Onyshchenko, el soldado que iba a ser sepultado el miércoles, había colapsado el sábado en su puesto de Mykolaiv. Un ataque al corazón, dijeron sus familiares y amigos. Pobihai dijo que habían servido juntos en el Batallón 11 en Mariúpol y Popasna en 2014 y 2015. Los rusos controlan ahora ambas zonas.
“Si no somos nosotros, ¿entonces quién?” había preguntado Onyshchenko tras alistarse, según un obituario publicado en Facebook por el alcalde de Bucha.

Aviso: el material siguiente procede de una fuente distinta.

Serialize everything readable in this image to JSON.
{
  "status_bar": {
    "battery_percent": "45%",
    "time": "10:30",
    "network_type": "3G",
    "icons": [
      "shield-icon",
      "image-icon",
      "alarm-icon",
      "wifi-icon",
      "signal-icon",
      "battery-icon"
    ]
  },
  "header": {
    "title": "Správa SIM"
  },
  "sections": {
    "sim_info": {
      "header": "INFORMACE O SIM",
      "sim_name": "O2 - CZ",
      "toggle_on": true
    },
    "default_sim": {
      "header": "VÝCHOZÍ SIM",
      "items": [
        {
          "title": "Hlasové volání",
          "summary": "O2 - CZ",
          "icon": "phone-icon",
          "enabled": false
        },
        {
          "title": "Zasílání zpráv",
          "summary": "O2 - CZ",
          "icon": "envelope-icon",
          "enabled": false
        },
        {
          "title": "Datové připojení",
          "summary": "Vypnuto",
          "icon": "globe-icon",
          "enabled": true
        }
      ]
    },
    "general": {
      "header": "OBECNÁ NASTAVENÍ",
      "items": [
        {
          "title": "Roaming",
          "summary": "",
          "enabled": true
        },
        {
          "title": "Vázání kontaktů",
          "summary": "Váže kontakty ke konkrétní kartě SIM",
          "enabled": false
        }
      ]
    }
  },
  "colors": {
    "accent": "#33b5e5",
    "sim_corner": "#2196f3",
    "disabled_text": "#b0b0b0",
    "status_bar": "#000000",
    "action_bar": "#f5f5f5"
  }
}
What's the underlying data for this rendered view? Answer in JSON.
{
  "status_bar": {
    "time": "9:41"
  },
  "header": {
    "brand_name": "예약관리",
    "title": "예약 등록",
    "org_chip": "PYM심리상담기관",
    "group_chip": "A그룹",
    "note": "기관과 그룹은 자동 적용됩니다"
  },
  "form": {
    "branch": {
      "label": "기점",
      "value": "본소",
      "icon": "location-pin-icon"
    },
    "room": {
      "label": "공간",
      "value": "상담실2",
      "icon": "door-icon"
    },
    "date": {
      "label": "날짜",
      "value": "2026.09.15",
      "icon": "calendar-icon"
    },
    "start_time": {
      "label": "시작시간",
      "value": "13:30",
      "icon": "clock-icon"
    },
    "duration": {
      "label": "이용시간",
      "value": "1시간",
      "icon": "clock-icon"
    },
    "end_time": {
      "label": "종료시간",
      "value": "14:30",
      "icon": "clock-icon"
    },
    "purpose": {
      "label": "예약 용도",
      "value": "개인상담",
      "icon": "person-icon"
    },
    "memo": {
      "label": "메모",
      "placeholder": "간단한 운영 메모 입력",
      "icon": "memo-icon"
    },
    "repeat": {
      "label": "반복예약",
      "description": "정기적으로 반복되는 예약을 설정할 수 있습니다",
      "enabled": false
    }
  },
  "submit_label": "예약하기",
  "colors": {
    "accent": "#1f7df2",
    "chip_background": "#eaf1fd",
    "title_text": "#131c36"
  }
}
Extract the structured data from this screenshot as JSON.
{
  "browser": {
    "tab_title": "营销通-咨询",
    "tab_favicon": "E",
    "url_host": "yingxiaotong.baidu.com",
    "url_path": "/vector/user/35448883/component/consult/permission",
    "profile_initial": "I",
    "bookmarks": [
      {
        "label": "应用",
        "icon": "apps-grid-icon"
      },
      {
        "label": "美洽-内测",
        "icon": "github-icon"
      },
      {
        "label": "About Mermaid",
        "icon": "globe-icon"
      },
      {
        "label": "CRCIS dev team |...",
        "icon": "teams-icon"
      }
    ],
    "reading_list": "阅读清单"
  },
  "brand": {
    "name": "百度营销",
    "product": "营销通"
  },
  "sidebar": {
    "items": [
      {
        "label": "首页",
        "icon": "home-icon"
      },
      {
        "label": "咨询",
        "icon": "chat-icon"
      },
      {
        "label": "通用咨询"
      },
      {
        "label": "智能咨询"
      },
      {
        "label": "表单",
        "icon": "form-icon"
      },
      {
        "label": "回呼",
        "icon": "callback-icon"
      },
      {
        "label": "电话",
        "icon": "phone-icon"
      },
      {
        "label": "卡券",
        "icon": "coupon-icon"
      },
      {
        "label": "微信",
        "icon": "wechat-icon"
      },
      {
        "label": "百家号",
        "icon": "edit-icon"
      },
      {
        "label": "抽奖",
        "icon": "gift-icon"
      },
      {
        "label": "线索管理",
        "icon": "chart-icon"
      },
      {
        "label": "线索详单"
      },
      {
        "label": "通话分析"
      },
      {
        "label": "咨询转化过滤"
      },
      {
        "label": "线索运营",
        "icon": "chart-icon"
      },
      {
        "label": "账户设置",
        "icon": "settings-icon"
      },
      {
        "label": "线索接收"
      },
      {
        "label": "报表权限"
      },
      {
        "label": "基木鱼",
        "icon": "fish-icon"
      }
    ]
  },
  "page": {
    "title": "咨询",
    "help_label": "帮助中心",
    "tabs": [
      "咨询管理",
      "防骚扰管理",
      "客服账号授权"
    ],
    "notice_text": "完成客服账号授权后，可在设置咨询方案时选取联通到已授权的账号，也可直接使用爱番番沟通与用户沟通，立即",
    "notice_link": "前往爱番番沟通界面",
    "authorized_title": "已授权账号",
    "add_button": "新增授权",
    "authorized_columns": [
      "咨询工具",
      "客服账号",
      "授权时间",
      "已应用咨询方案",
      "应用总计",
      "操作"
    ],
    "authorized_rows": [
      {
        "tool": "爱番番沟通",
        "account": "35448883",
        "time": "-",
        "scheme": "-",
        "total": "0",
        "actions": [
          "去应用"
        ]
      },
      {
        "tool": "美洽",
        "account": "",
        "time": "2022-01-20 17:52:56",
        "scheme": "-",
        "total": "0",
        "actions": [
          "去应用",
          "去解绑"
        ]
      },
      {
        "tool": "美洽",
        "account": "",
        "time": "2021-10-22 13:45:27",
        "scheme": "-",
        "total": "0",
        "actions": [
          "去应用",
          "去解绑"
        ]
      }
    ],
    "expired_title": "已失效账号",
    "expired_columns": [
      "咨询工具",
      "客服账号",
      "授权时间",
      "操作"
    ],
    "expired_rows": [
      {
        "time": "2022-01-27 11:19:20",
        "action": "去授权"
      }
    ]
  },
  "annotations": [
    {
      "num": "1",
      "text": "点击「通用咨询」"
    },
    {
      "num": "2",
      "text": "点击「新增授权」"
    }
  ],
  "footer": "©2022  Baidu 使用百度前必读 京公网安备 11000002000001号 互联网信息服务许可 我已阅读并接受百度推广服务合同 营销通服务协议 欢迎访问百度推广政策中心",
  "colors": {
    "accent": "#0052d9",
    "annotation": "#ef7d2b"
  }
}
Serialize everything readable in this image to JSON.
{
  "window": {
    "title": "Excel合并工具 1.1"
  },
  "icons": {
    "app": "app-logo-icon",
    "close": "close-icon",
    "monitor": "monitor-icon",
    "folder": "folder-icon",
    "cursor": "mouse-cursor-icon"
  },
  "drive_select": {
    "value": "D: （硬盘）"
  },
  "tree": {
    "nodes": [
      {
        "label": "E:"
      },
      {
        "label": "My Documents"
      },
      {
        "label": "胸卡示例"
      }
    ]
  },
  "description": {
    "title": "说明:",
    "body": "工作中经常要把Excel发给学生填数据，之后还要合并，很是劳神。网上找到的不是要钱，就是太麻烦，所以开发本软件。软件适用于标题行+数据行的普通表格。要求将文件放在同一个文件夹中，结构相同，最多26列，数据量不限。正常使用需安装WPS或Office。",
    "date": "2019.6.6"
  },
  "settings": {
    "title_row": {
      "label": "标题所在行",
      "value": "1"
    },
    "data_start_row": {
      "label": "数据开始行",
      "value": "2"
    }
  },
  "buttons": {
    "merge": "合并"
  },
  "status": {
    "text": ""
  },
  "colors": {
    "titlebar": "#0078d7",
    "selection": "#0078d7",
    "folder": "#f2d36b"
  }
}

Tras depositar el féretro de Onyshchenko en una tumba recién cavada, Pobihai paseó por el cementerio militar, mirando las lápidas. Concluyó que había muchas posibilidades de que Trump acabara cambiando de opinión.
“Cuando Rusia capture Ucrania y movilice a los mejores combatientes ucranianos hacia el ejército ruso, entonces irá contra la OTAN y Europa, quizá entonces en ese momento”, dijo encogiéndose de hombros.
Oleksandr Chubko colaboró con reportería.